Une démarche utopique? «On n’est pas dans un monde de bisounours. Le leadership ‘équi-bienveillant’ est un arbitrage entre la bienveillance, l’équité et la performance», ajoute Raphaël H Cohen. Lorsqu’on sait qu’à l’échelle mondiale moins de 20% des projets atteignent leur but dans les délais et les coûts prévus, selon une étude du Project Management Institute (PMI), on voit que le potentiel d’amélioration du management est énorme.

Etre dirigeant, c’est une fonction qui vous change, selon Massimo Lorenzi. «Ce n’est plus le moi qui compte mais le nous, appuie-t-il. J’ai appris en faisant des erreurs. Mon obsession continuelle est: comment je fais pour que le travail soit bien fait dans un bon climat? Par exemple, comment ne pas décourager les collaborateurs, alors qu’il y a des mesures d’économies? Pour cela, je dois être impliqué, crédible, compétent et solidaire. Et s’il y a des choses non négociables, je le dis.»

Se confronter aux ego, le sien et celui des autres

Dans cette recherche de bienveillance, l’ego reste une pièce centrale à manipuler avec précaution. «Il y a le mien en premier à gérer, observe Massimo Lorenzi. Le leader doit agir comme une autorité de régulation pour faire collaborer des ego différents. Je ne suis pas favorable à casser les ego, ce sont des solistes au service de l’orchestre, mais il faut les cadrer et savoir dire si quelqu’un interfère sur le fonctionnement global. Une bonne manière est de demander ce que vous pensez de cette situation.»

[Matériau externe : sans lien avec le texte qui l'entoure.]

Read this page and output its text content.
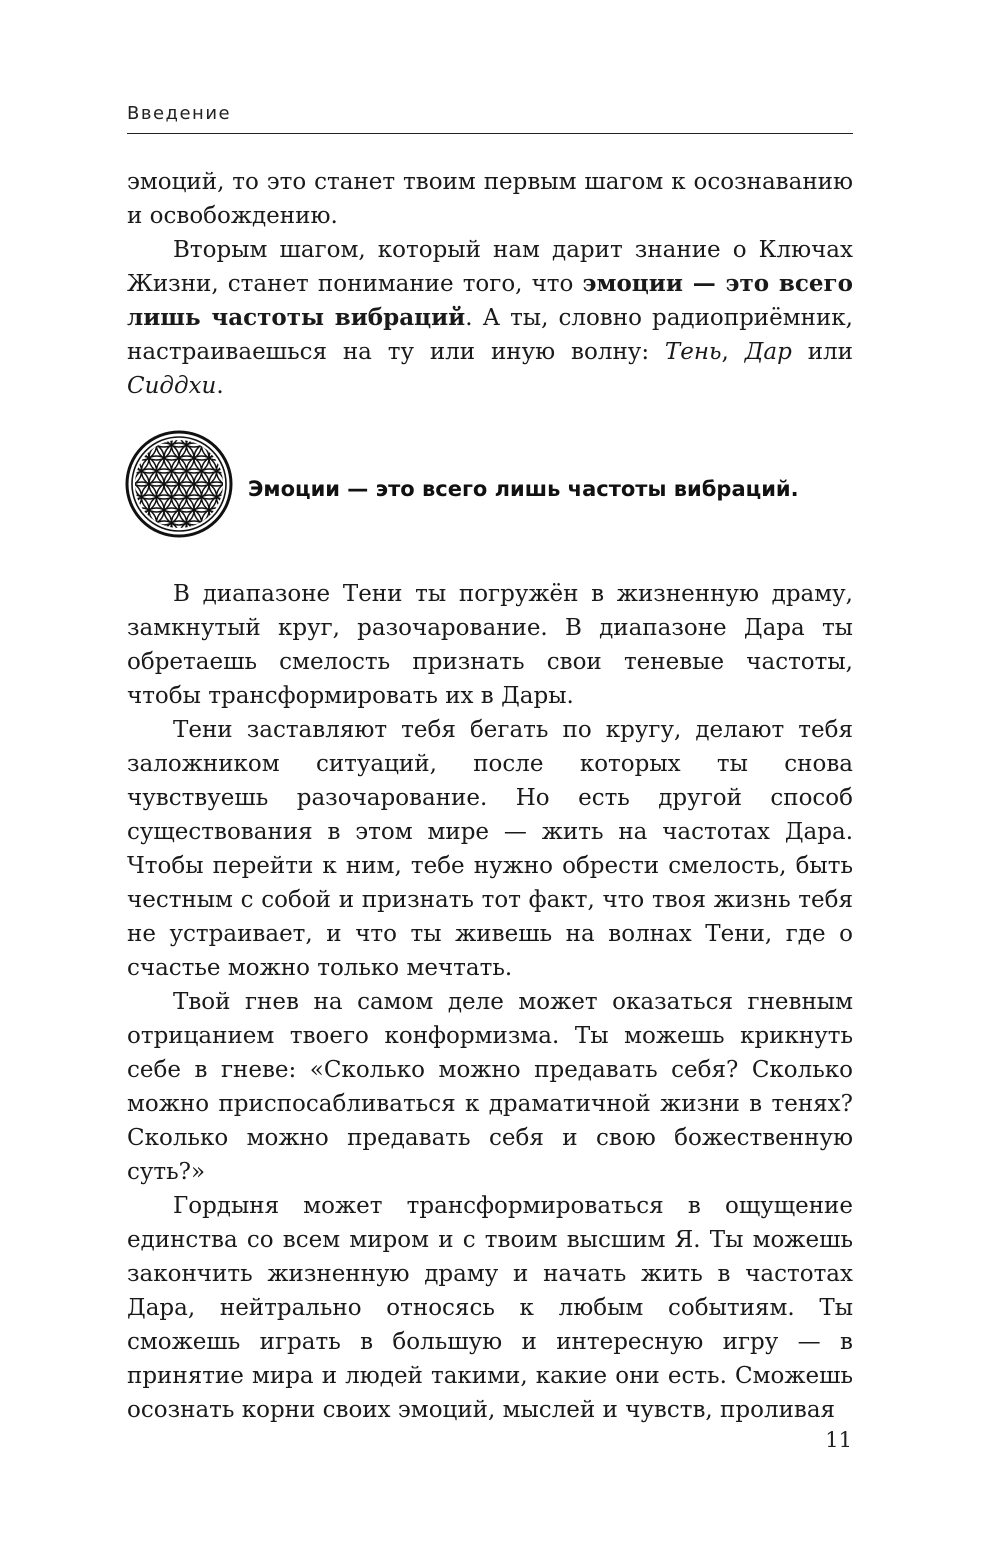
Введение

эмоций, то это станет твоим первым шагом к осознаванию и освобождению.

Вторым шагом, который нам дарит знание о Ключах Жизни, станет понимание того, что эмоции — это всего лишь частоты вибраций. А ты, словно радиоприёмник, настраиваешься на ту или иную волну: Тень, Дар или Сиддхи.

Эмоции — это всего лишь частоты вибраций.

В диапазоне Тени ты погружён в жизненную драму, замкнутый круг, разочарование. В диапазоне Дара ты обретаешь смелость признать свои теневые частоты, чтобы трансформировать их в Дары.

Тени заставляют тебя бегать по кругу, делают тебя заложником ситуаций, после которых ты снова чувствуешь разочарование. Но есть другой способ существования в этом мире — жить на частотах Дара. Чтобы перейти к ним, тебе нужно обрести смелость, быть честным с собой и признать тот факт, что твоя жизнь тебя не устраивает, и что ты живешь на волнах Тени, где о счастье можно только мечтать.

Твой гнев на самом деле может оказаться гневным отрицанием твоего конформизма. Ты можешь крикнуть себе в гневе: «Сколько можно предавать себя? Сколько можно приспосабливаться к драматичной жизни в тенях? Сколько можно предавать себя и свою божественную суть?»

Гордыня может трансформироваться в ощущение единства со всем миром и с твоим высшим Я. Ты можешь закончить жизненную драму и начать жить в частотах Дара, нейтрально относясь к любым событиям. Ты сможешь играть в большую и интересную игру — в принятие мира и людей такими, какие они есть. Сможешь осознать корни своих эмоций, мыслей и чувств, проливая

11
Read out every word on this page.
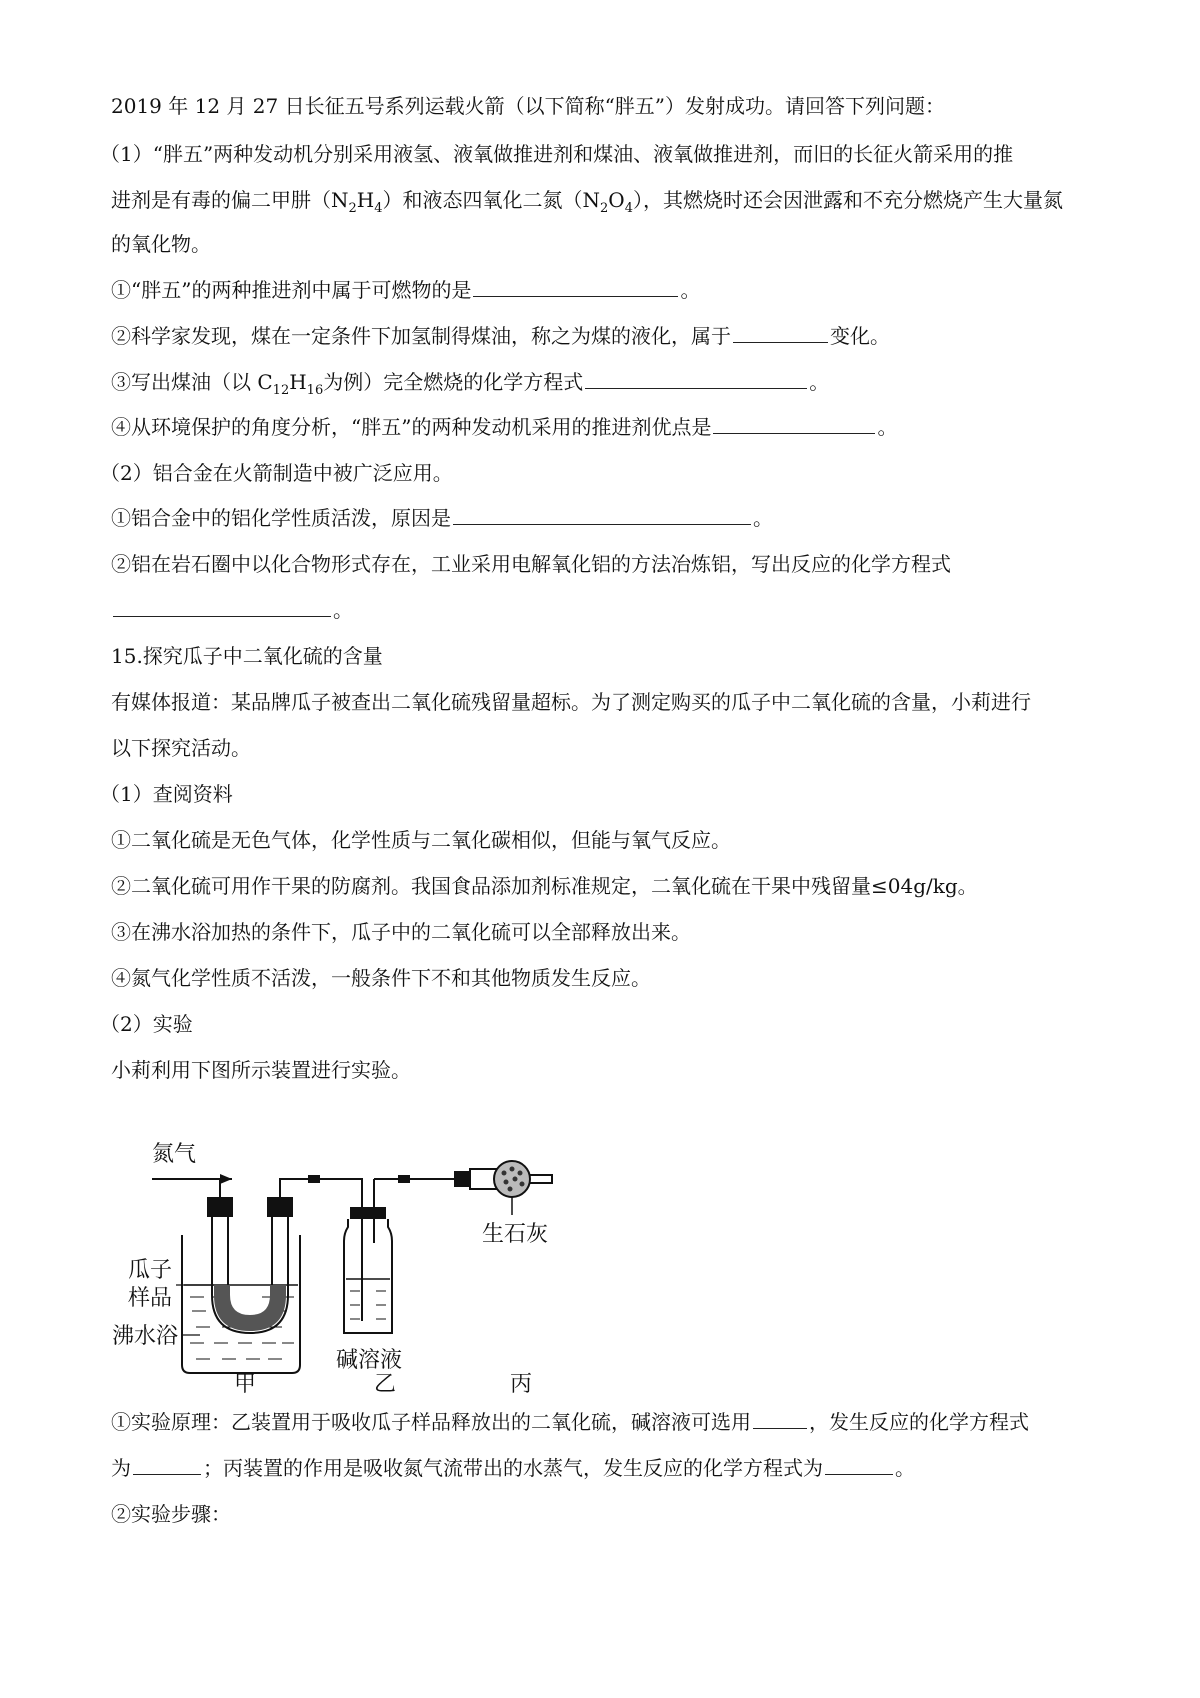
2019 年 12 月 27 日长征五号系列运载火箭（以下简称“胖五”）发射成功。请回答下列问题：
（1）“胖五”两种发动机分别采用液氢、液氧做推进剂和煤油、液氧做推进剂，而旧的长征火箭采用的推
进剂是有毒的偏二甲肼$(N_2H_4)$和液态四氧化二氮$(N_2O_4)$，其燃烧时还会因泄露和不充分燃烧产生大量氮
的氧化物。
①“胖五”的两种推进剂中属于可燃物的是	。
②科学家发现，煤在一定条件下加氢制得煤油，称之为煤的液化，属于	变化。
③写出煤油（以 $C_{12}H_{16}$为例）完全燃烧的化学方程式	。
④从环境保护的角度分析，“胖五”的两种发动机采用的推进剂优点是	。
（2）铝合金在火箭制造中被广泛应用。
①铝合金中的铝化学性质活泼，原因是	。
②铝在岩石圈中以化合物形式存在，工业采用电解氧化铝的方法冶炼铝，写出反应的化学方程式
。
15.探究瓜子中二氧化硫的含量
有媒体报道：某品牌瓜子被查出二氧化硫残留量超标。为了测定购买的瓜子中二氧化硫的含量，小莉进行
以下探究活动。
（1）查阅资料
①二氧化硫是无色气体，化学性质与二氧化碳相似，但能与氧气反应。
②二氧化硫可用作干果的防腐剂。我国食品添加剂标准规定，二氧化硫在干果中残留量≤04g/kg。
③在沸水浴加热的条件下，瓜子中的二氧化硫可以全部释放出来。
④氮气化学性质不活泼，一般条件下不和其他物质发生反应。
（2）实验
小莉利用下图所示装置进行实验。
氮气
生石灰
瓜子
样品
沸水浴
碱溶液
甲	乙	丙
①实验原理：乙装置用于吸收瓜子样品释放出的二氧化硫，碱溶液可选用	，发生反应的化学方程式
为	；丙装置的作用是吸收氮气流带出的水蒸气，发生反应的化学方程式为	。
②实验步骤：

Maîtriser son excès de passion et savoir se taire pour laisser la parole aux autres est un point sur lequel tous travaillent. «Ça peut perturber au début, notamment dans les séances de gouvernance où tout le monde est à présent au même niveau. L’ego, j’essaie de le mettre de côté et ne donne plus mon avis sur tout et n’importe quoi. Ça a permis de faire germer de super idées. Jouer avec cette nouvelle organisation est aussi très positif», apprécie Ludovic Morand. Tout comme les autres collaborateurs, il a désormais des rôles assignés, stratégiques, opérationnels, mais aussi parfois drôles.

La bienveillance est un outil, pas une fin

Chaque entreprise est unique, raison pour laquelle il n’y a pas un modèle figé de leadership, mais des leviers à utiliser, suggère Raphaël H Cohen. «La bienveillance n’est pas une fin en soi, mais un outil pour avoir des collaborateurs engagés», précise-t-il.

L’un des leviers privilégiés par Massimo Lorenzi est la traque aux non-dits. «Je suscite les réactions critiques de mes collègues, appuie-t-il. Il n’y a rien de pire que les non-dits. C’est une plaie. Il faut parfois faire accoucher les gens parce que certains n’aiment pas parler.» Pareil pour lui, il doit pouvoir partager lorsqu’il a des doutes ou des déceptions. «Mais il y a un temps pour tout: discuter, décider, faire, débriefer, corriger et on recommence», scande-t-il.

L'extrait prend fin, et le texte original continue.